Going home sounds reasonable enough. But for both Reyes and Sierra, home is Mexico more than 2,000 miles away, and getting fired has left them stranded. No money. No transportation and few options.
Reyes says he’s gotten some assistance from the city of Lewiston and from a local food pantry. All told, he’s taken in four other egg farm workers who found themselves in similar circumstances.
Sixty-two-year-old Eliseo Garza worked for just one week cleaning chicken barns before he says he was fired for speaking up about the lack of safety equipment. “They wouldn’t even give us the gloves to remove the dead corpses–some of those chickens had been lying there for days. You grab ’em, they would fall apart.”
“I categorically deny the fact that safety equipment is not available to our employees,” says Chris Grimbilas, a spokesman for Quality Egg of New England and Maine Contract Farming, two of the companies that took over operations from DeCoster.
Both Grimbilas and the regional director of the Occupational Safety and Health Administration say a recent investigation of that claim was found to be without merit. The OSHA director declined to talk on tape. As for alleged wage and hour violations, a spokesman for the Maine Department of Labor says he can neither confirm nor deny that an investigation is taking place.

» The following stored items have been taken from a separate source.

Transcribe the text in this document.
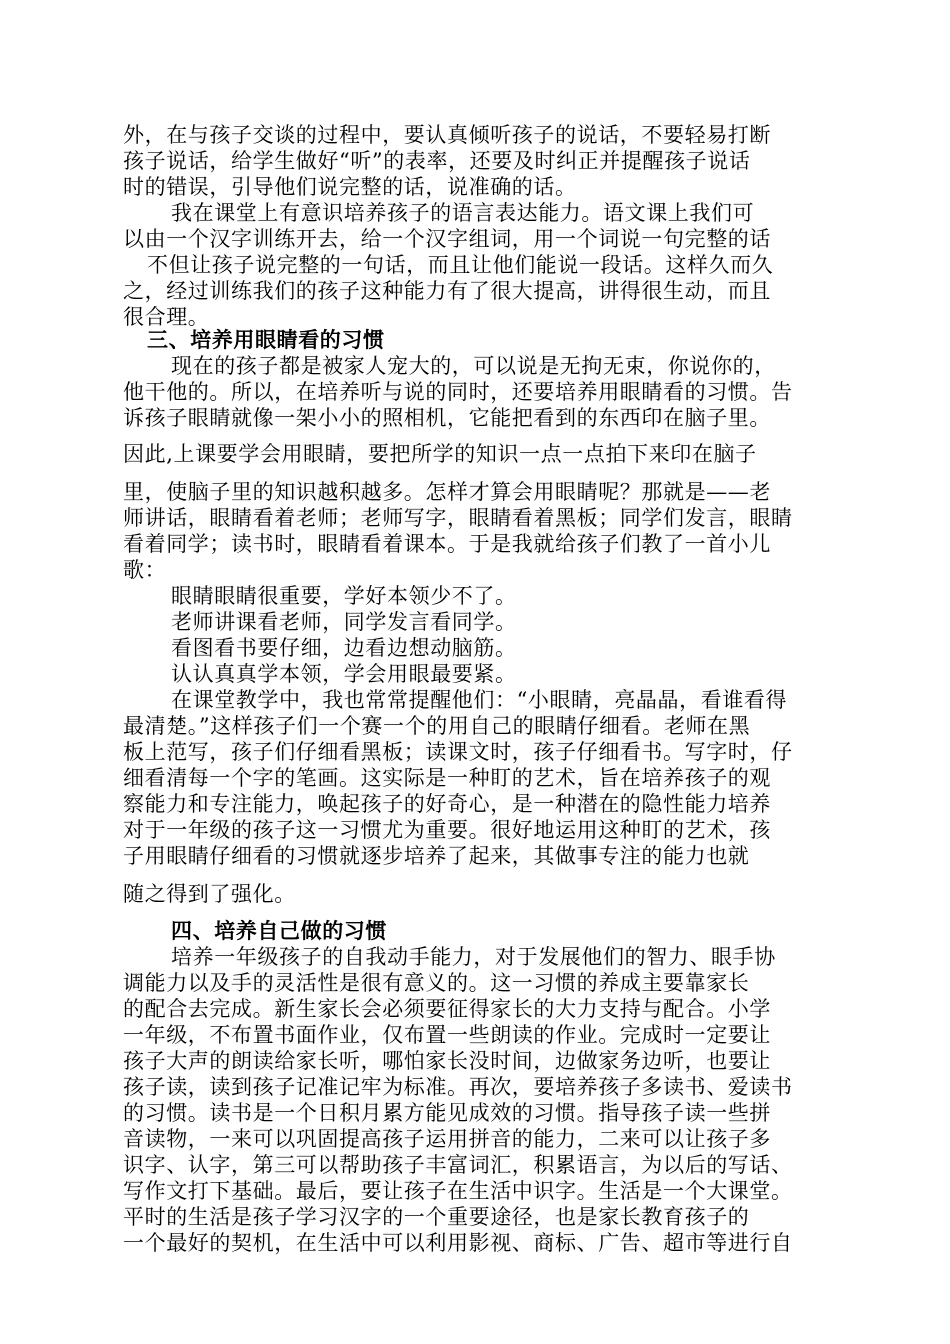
外，在与孩子交谈的过程中，要认真倾听孩子的说话，不要轻易打断
孩子说话，给学生做好“听”的表率，还要及时纠正并提醒孩子说话
时的错误，引导他们说完整的话，说准确的话。
我在课堂上有意识培养孩子的语言表达能力。语文课上我们可
以由一个汉字训练开去，给一个汉字组词，用一个词说一句完整的话
不但让孩子说完整的一句话，而且让他们能说一段话。这样久而久
之，经过训练我们的孩子这种能力有了很大提高，讲得很生动，而且
很合理。
三、培养用眼睛看的习惯
现在的孩子都是被家人宠大的，可以说是无拘无束，你说你的，
他干他的。所以，在培养听与说的同时，还要培养用眼睛看的习惯。告
诉孩子眼睛就像一架小小的照相机，它能把看到的东西印在脑子里。
因此,上课要学会用眼睛，要把所学的知识一点一点拍下来印在脑子
里，使脑子里的知识越积越多。怎样才算会用眼睛呢？那就是——老
师讲话，眼睛看着老师；老师写字，眼睛看着黑板；同学们发言，眼睛
看着同学；读书时，眼睛看着课本。于是我就给孩子们教了一首小儿
歌：
眼睛眼睛很重要，学好本领少不了。
老师讲课看老师，同学发言看同学。
看图看书要仔细，边看边想动脑筋。
认认真真学本领，学会用眼最要紧。
在课堂教学中，我也常常提醒他们：“小眼睛，亮晶晶，看谁看得
最清楚。”这样孩子们一个赛一个的用自己的眼睛仔细看。老师在黑
板上范写，孩子们仔细看黑板；读课文时，孩子仔细看书。写字时，仔
细看清每一个字的笔画。这实际是一种盯的艺术，旨在培养孩子的观
察能力和专注能力，唤起孩子的好奇心，是一种潜在的隐性能力培养
对于一年级的孩子这一习惯尤为重要。很好地运用这种盯的艺术，孩
子用眼睛仔细看的习惯就逐步培养了起来，其做事专注的能力也就
随之得到了强化。
四、培养自己做的习惯
培养一年级孩子的自我动手能力，对于发展他们的智力、眼手协
调能力以及手的灵活性是很有意义的。这一习惯的养成主要靠家长
的配合去完成。新生家长会必须要征得家长的大力支持与配合。小学
一年级，不布置书面作业，仅布置一些朗读的作业。完成时一定要让
孩子大声的朗读给家长听，哪怕家长没时间，边做家务边听，也要让
孩子读，读到孩子记准记牢为标准。再次，要培养孩子多读书、爱读书
的习惯。读书是一个日积月累方能见成效的习惯。指导孩子读一些拼
音读物，一来可以巩固提高孩子运用拼音的能力，二来可以让孩子多
识字、认字，第三可以帮助孩子丰富词汇，积累语言，为以后的写话、
写作文打下基础。最后，要让孩子在生活中识字。生活是一个大课堂。
平时的生活是孩子学习汉字的一个重要途径，也是家长教育孩子的
一个最好的契机，在生活中可以利用影视、商标、广告、超市等进行自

Grimbilas says he’s not aware of any specific complaint. “I can tell you this: We do have somebody from the Department of Labor who comes in on a periodic basis and reviews our employment records, including our time cards, to make sure that we are doing what we are supposed to be doing, and we have not been found on any of these audits to have an issue.”
Grimbilas says confidentiality rules prevent him from discussing why a particular employee is fired. But he says his companies adhere to a strict policy of written warnings before any such action is taken. In addition, he says employees are always provided with medical attention and an interpreter as soon as they report an injury.

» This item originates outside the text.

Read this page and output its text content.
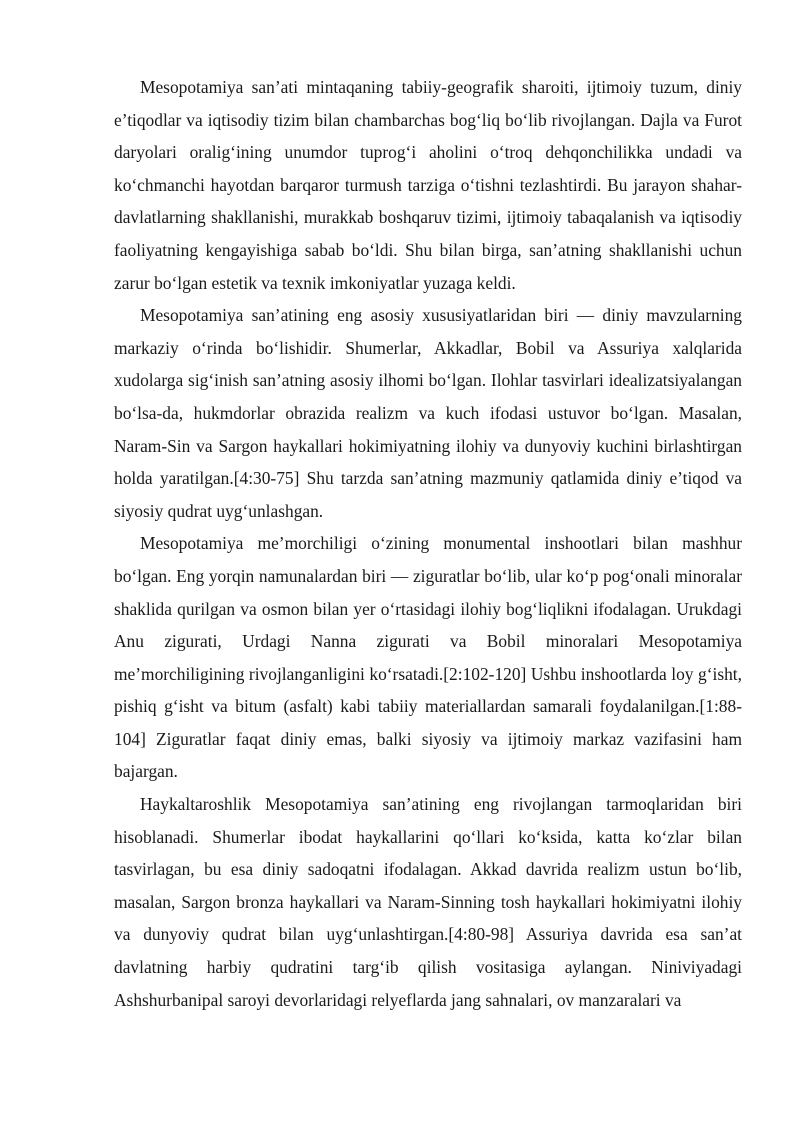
Mesopotamiya san’ati mintaqaning tabiiy-geografik sharoiti, ijtimoiy tuzum, diniy e’tiqodlar va iqtisodiy tizim bilan chambarchas bog‘liq bo‘lib rivojlangan. Dajla va Furot daryolari oralig‘ining unumdor tuprog‘i aholini o‘troq dehqonchilikka undadi va ko‘chmanchi hayotdan barqaror turmush tarziga o‘tishni tezlashtirdi. Bu jarayon shahar-davlatlarning shakllanishi, murakkab boshqaruv tizimi, ijtimoiy tabaqalanish va iqtisodiy faoliyatning kengayishiga sabab bo‘ldi. Shu bilan birga, san’atning shakllanishi uchun zarur bo‘lgan estetik va texnik imkoniyatlar yuzaga keldi.

Mesopotamiya san’atining eng asosiy xususiyatlaridan biri — diniy mavzularning markaziy o‘rinda bo‘lishidir. Shumerlar, Akkadlar, Bobil va Assuriya xalqlarida xudolarga sig‘inish san’atning asosiy ilhomi bo‘lgan. Ilohlar tasvirlari idealizatsiyalangan bo‘lsa-da, hukmdorlar obrazida realizm va kuch ifodasi ustuvor bo‘lgan. Masalan, Naram-Sin va Sargon haykallari hokimiyatning ilohiy va dunyoviy kuchini birlashtirgan holda yaratilgan.[4:30-75] Shu tarzda san’atning mazmuniy qatlamida diniy e’tiqod va siyosiy qudrat uyg‘unlashgan.

Mesopotamiya me’morchiligi o‘zining monumental inshootlari bilan mashhur bo‘lgan. Eng yorqin namunalardan biri — ziguratlar bo‘lib, ular ko‘p pog‘onali minoralar shaklida qurilgan va osmon bilan yer o‘rtasidagi ilohiy bog‘liqlikni ifodalagan. Urukdagi Anu zigurati, Urdagi Nanna zigurati va Bobil minoralari Mesopotamiya me’morchiligining rivojlanganligini ko‘rsatadi.[2:102-120] Ushbu inshootlarda loy g‘isht, pishiq g‘isht va bitum (asfalt) kabi tabiiy materiallardan samarali foydalanilgan.[1:88-104] Ziguratlar faqat diniy emas, balki siyosiy va ijtimoiy markaz vazifasini ham bajargan.

Haykaltaroshlik Mesopotamiya san’atining eng rivojlangan tarmoqlaridan biri hisoblanadi. Shumerlar ibodat haykallarini qo‘llari ko‘ksida, katta ko‘zlar bilan tasvirlagan, bu esa diniy sadoqatni ifodalagan. Akkad davrida realizm ustun bo‘lib, masalan, Sargon bronza haykallari va Naram-Sinning tosh haykallari hokimiyatni ilohiy va dunyoviy qudrat bilan uyg‘unlashtirgan.[4:80-98] Assuriya davrida esa san’at davlatning harbiy qudratini targ‘ib qilish vositasiga aylangan. Niniviyadagi Ashshurbanipal saroyi devorlaridagi relyeflarda jang sahnalari, ov manzaralari va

He also rejects the idea that any worker is not paid time-and-a-half after working more than 40 hours–although he says there have been instances where some workers have been asked to cut back for their own good.
“We’re not slave drivers here. We don’t want people working until they drop,” he says. “That would be unreasonable. So if they do work excessive hours where it could potentially pose them an exhaustion or a health hazard then, yes, we do indeed ask them to cut back.”
Jose Lopez of LULAC thinks the company is exploiting workers who speak little English, work in isolated conditions and are desperate to send hard-earned money back to their families. And that’s why he says the advocacy group is getting involved.
“We’re meeting with every single employee that wants to come out publicly,” he says. “We’re going to record their voices and get it out to the media. I think the public needs to know what’s going on here in Maine and the nation too.”
This week LULAC bought bus tickets for several of the workers interviewed for this story. And on Friday, Lopez and other members of LULAC will also testify against a bill that would exempt the former DeCoster Egg Farm from having to pay overtime.
It’s a bill that Grimbilas says did not originate with the agribusiness and one he says that will not change the company’s plan to continue paying overtime, whether it is approved by the Legislature or not.